Within the criminal justice system, we need to do a better job of identifying and differentiating these individuals with FASD. As discussed, this requires ongoing training (for all professions involved) to not only help in this identification, but also how to best intervene when individuals with FASD are in the criminal justice system. In fact Schacht and Ladue (2003), in fact support incarceration, if necessary, as a means to impart the seriousness of the offense to the offender. However, they also describe the need of the court and its officers to act as advocates to ensure that these offenders with FASD, receive appropriate intervention after sentencing.

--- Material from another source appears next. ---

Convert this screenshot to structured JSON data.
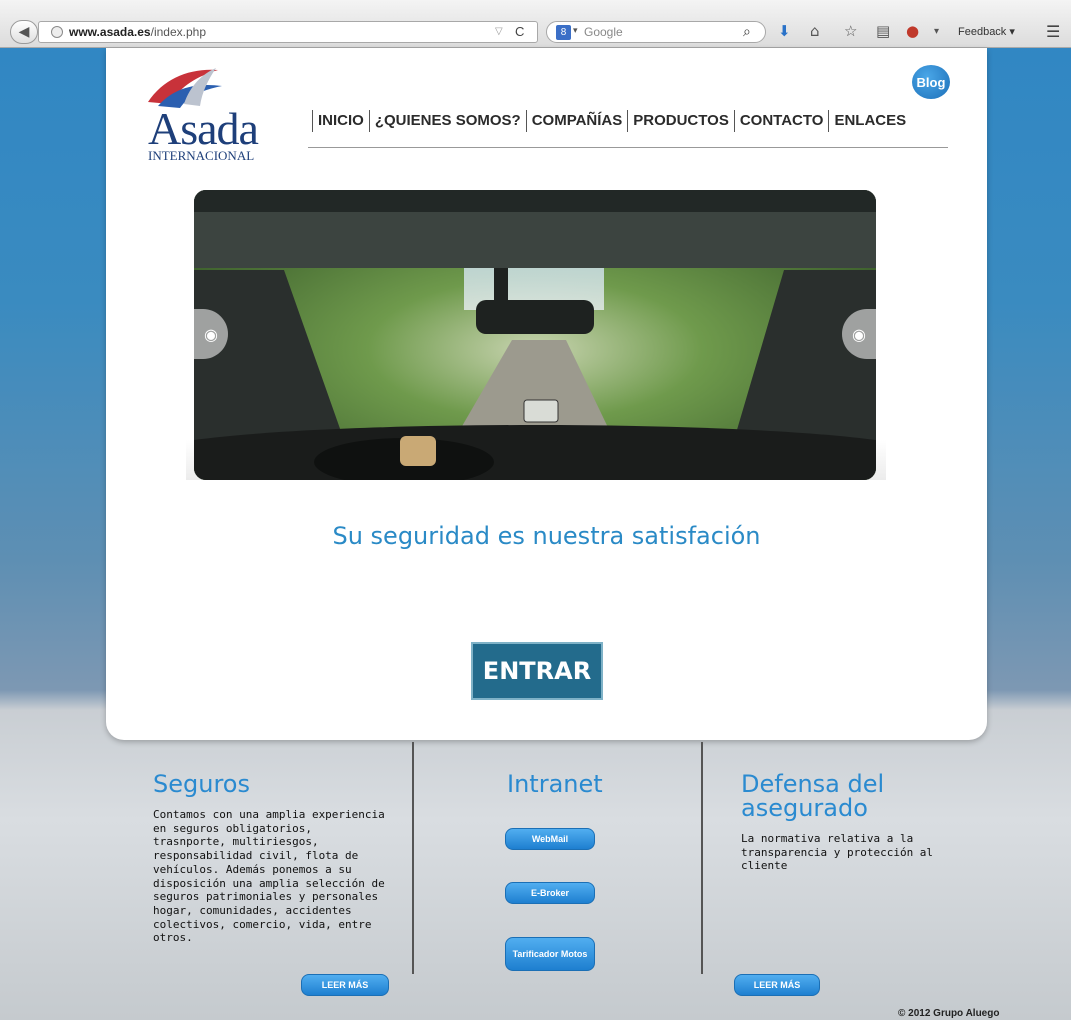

A failure to do so can perpetuate the individual’s continuance in the criminal justice system. Identification and differentiation is a great start, but must be supported by highly structured plans for intervention that are specific to these individuals and reflect the research literature. In other words, we cannot and should not treat them as we would every other individual with an intellectual or learning disability.
It is unlikely that we will see a dramatic paradigm shift in the way that we identify and treat individuals with FASD in the criminal justice system. However, more deliberate consideration is needed regarding how to better serve the interest of justice as it relates to this group of individuals who are themselves victims, and who hold a potential, with the correct intervention, to live productive, integrated lives in the community.
Schacht, R. M., LaDue, R. A., Tanner-Halverson, P., & Wilton, G. (2003). Fetal Alcohol Syndrome and Associated Disabilities. Institute for Human Development at, 928, 523-4791.
Brian Leany is a Reno, Nevada based licensed clinical psychologist. He has conducted research into the effects of fetal exposure to environmental agents that can disturb the development of an embryo or fetus such as alcohol and nicotine on the neurological development and subsequent behavior.